Scalable, Adaptive, and Resilient Autonomy (SARA)

Objective

Future Army forces will need to conduct cross-domain maneuver (CDM) and at times, operate semi-independently, disbursed, and while communications and infrastructure such as GPS are disrupted or denied. Robotics and Autonomous Systems (RAS) will play a key role in expanding the operational reach, situational awareness, and effectiveness of maneuver forces in CDM.

The U.S. Army Combat Capabilities Development Command (DEVCOM) Army Research Laboratory (ARL) is focused on developing fundamental understanding and informing the art-of-the-possible for warfighter concepts through research to greatly improve air and ground based autonomous vehicle perception, learning, reasoning, communication, navigation, and physical capabilities to augment and increase the freedom of maneuver in complex and contested environments.

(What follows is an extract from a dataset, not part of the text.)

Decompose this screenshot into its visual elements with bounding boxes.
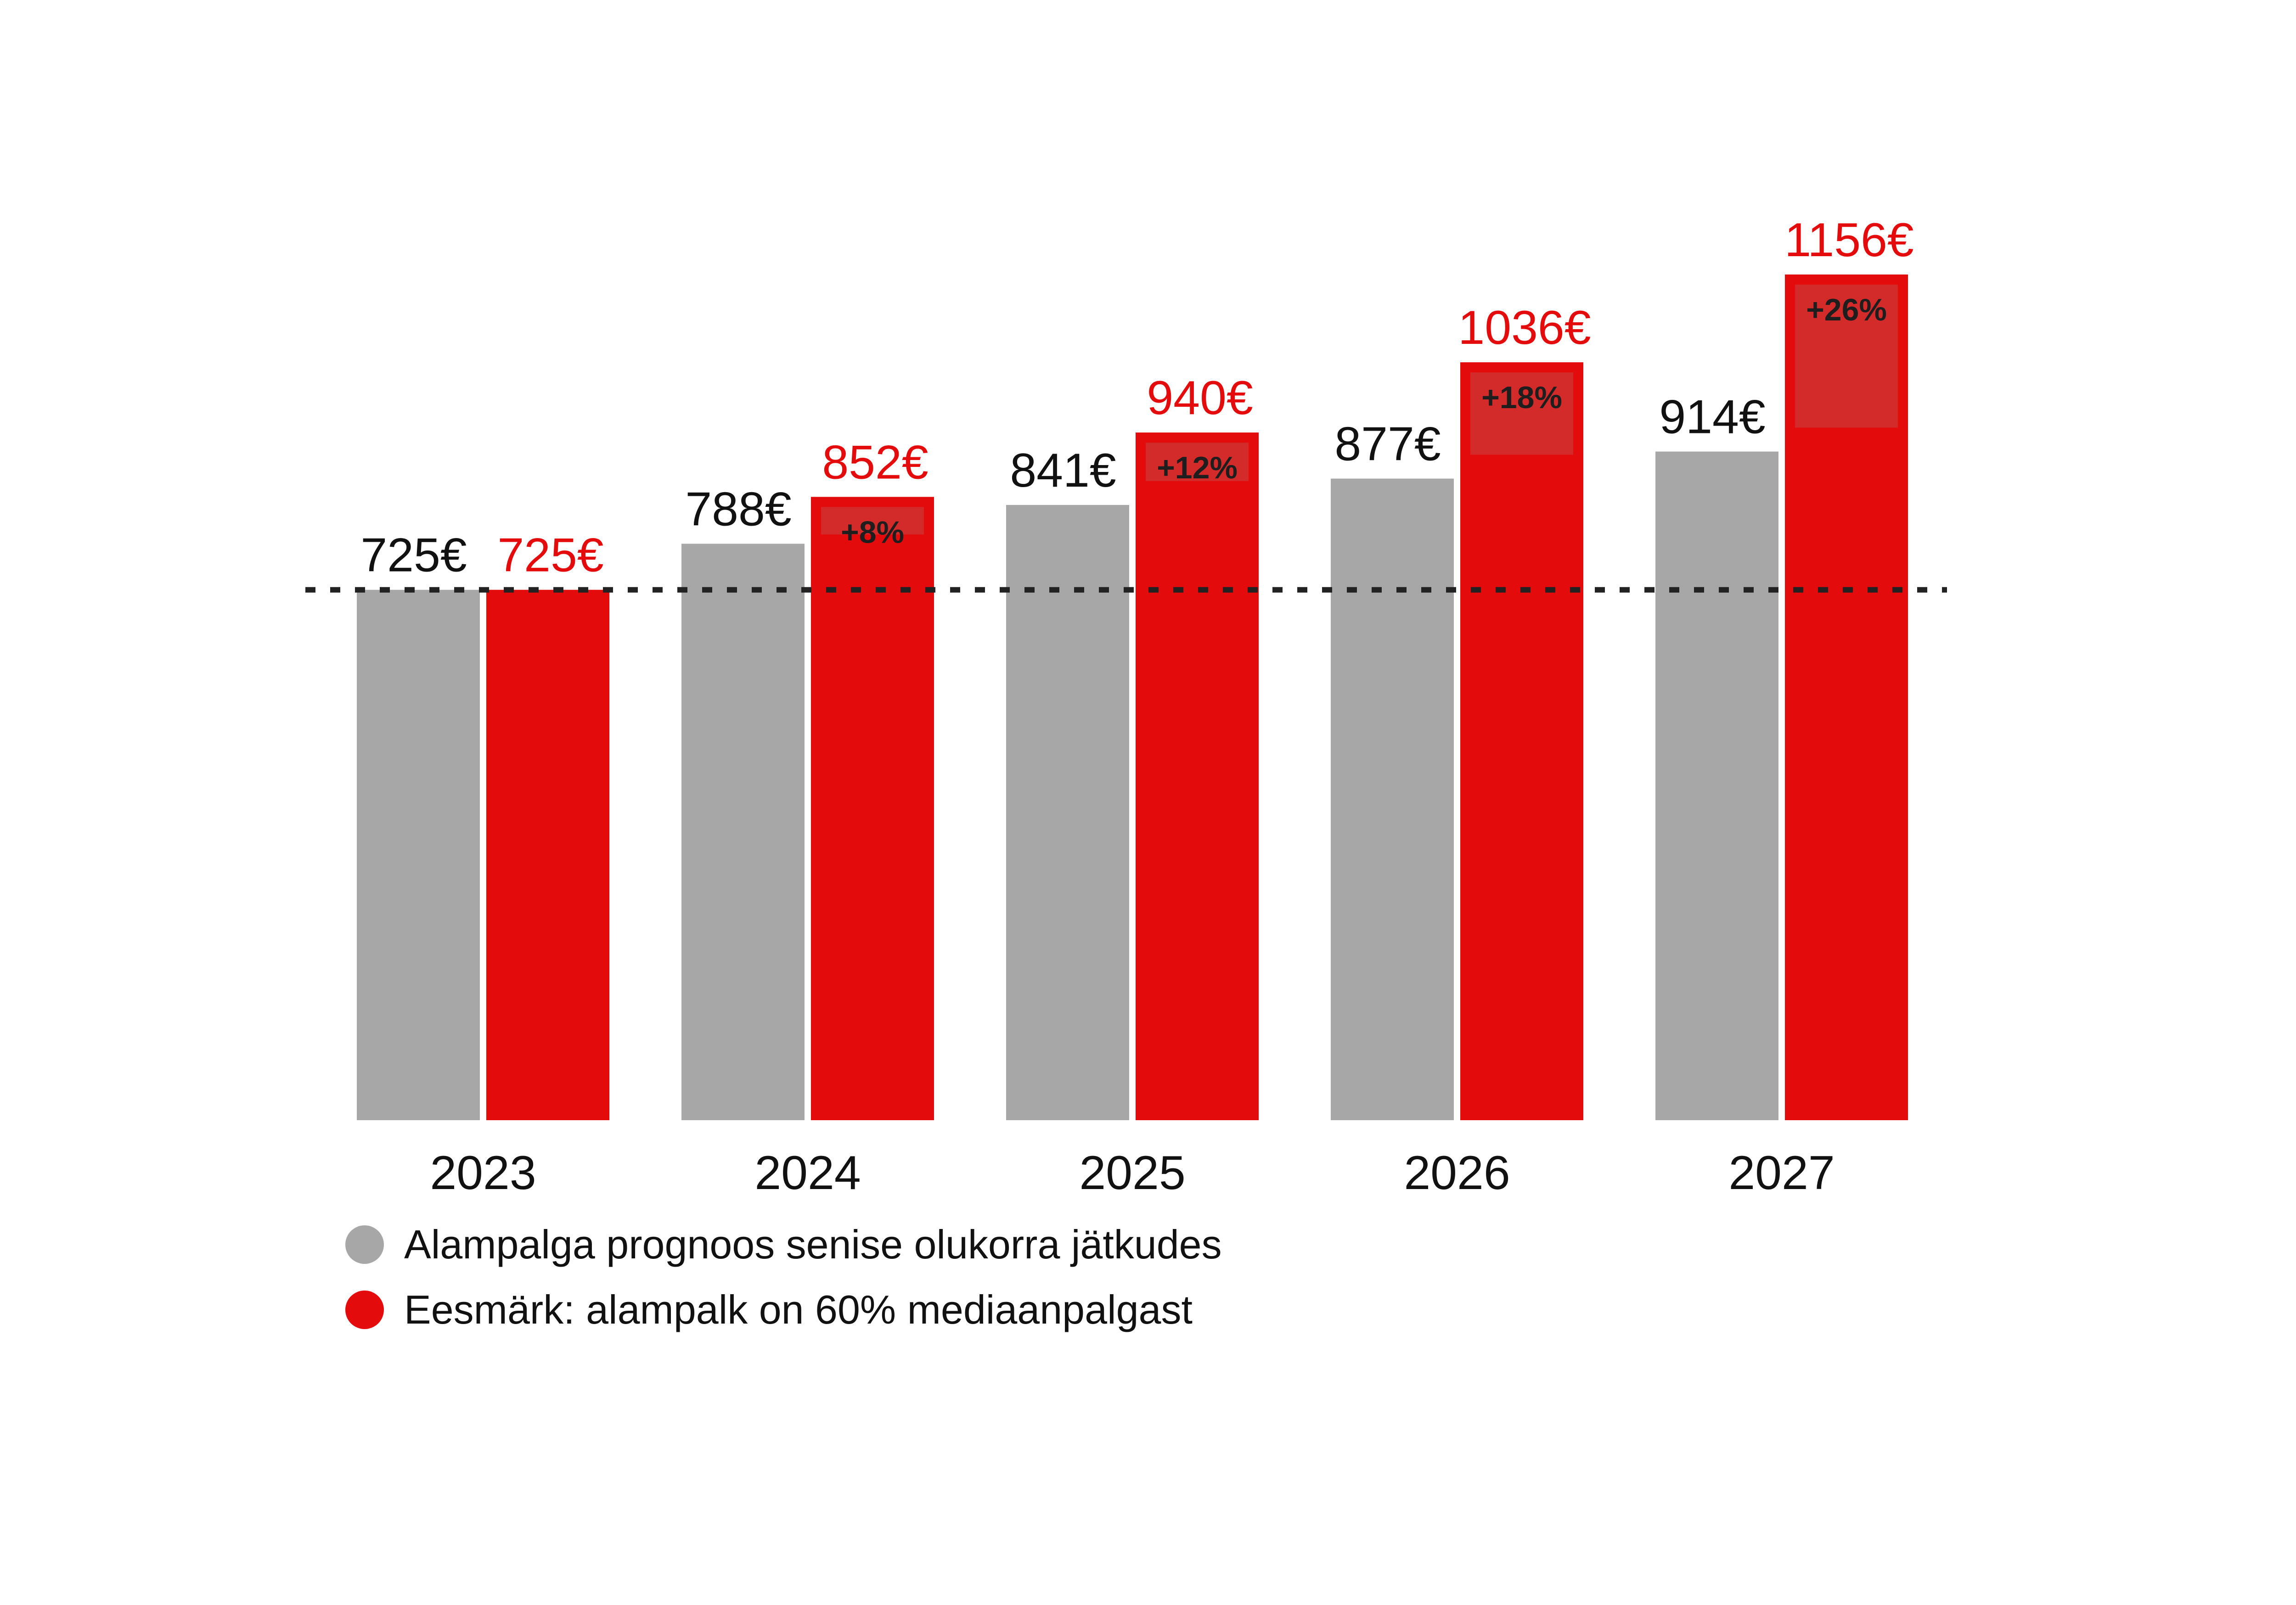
- value-label-target-2027: 1156€: [1784, 213, 1913, 267]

The Scalable, Adaptive, and Resilient Autonomy (SARA) program is focused on developing and experimentally accelerating emerging research in autonomous mobility and maneuverability, scalable heterogeneous and collaborative behaviors, and human agent teaming to realize adaptive and resilient Intelligent Systems that can reason about the environment, work in distributed and collaborative heterogeneous teams, and make op-tempo decisions to enable Autonomous Maneuver in complex and contested environments.

Contact Information

ARL Collaborative Alliance Manager:
Eric Spero
Office: 410-278-8743
Mobile: 240-687-7334
eric.spero.civ@mail.mil

Important Documents

Important Dates

  • Opportunity released 15 January 2019
  • Opportunity Webinar 24 January 2020
  • Deadline for Questions on Funding Opportunity 31 January 2020
  • Proposals due for Cycle 1 14 February 2020
  • Cycle 1 Awards April 2020 (Expected)

SARA Cycle 1: Information and Updates: The SARA program will consist of a series of technology sprint topics executed in annual program cycles. Each topic will be focused on addressing a different scientific area within the scope of the broad research aims of the SARA program. Each topic will be carefully chosen based on both program achievements from the previous year, on scientific and technological advancements by the broader research community, and in a way to systematically converge on the specific long-term SARA program goals. The SARA Cycle 1 Technology Sprint Topic is “Off-Road Autonomous Maneuver.” Within “Off-Road Autonomous Maneuver,” there are three sub-topic areas of interest as described below.

Sub-topic #1: Off-road autonomous “GROUND” maneuver:  Army RAS will need to operate in environments much more complex, unstructured, and with less infrastructure than what is currently being developed for commercial applications such as driverless cars. Future Army autonomous ground systems such as the Robotic Combat Vehicle will need to traverse complex off-road environments with limited previous knowledge of the environment, human interventions, or external supporting infrastructure. In order to demonstrate the necessary robustness to unknowns and resiliency in complex environments, significant advancements in algorithms for autonomous navigation in perception, learning, reasoning, decision making, and adaptive planning will be required. Sprint sub-topic area #1 is focused on how to increase the operational tempo and mobility of autonomous ground systems to traverse increasingly complex off-road environments.

Sub-topic #2: Autonomous “AERIAL” maneuver through off-road environments: Future ground autonomous vehicles will not operate in isolation, they will be teamed with other ground robotics, small and large unmanned aerial systems, and with dismounted and mounted Soldiers.  Sub-topic area #2 begins to explore how to increase the operational tempo and mobility of aerial autonomous systems to navigate increasingly complex off-road environments such as forest roads, along field edges, and above, through, and under canopy forested environments in order to support ground platforms and dismounted Soldiers. Addressing this sub-topic area will require significant advancements in algorithms for autonomous navigation in perception, learning, reasoning, decision making, and adaptive planning to succeed. UAS may carry a diversity of computers, sensors, radios, and other payloads. Hardware designs may implement possibly well-known methods but particular consideration must be given to the low size, weight, and power requirements concomitant with small unmanned aerial systems. Sprint sub-topic area #2 is focused on how to increase the operational tempo and mobility of autonomous aerial systems to traverse increasingly complex off-road forested environments.

Sub-topic #3: Large scale heterogeneous autonomous systems experimentation: Software infrastructure to orchestrate and manage large-scale air-ground collaborative experiments. Even single agent experiments increasingly employ highly complex software systems requiring management of execution, runtime monitoring, configuration, and version-control and validation of emergency stop functionality and other safety measures. Replicating these complexities across large-scale multi-agent experiments, including concerns such as vehicle deployment and battery management, only compounds the challenge and deters reproducible experiments.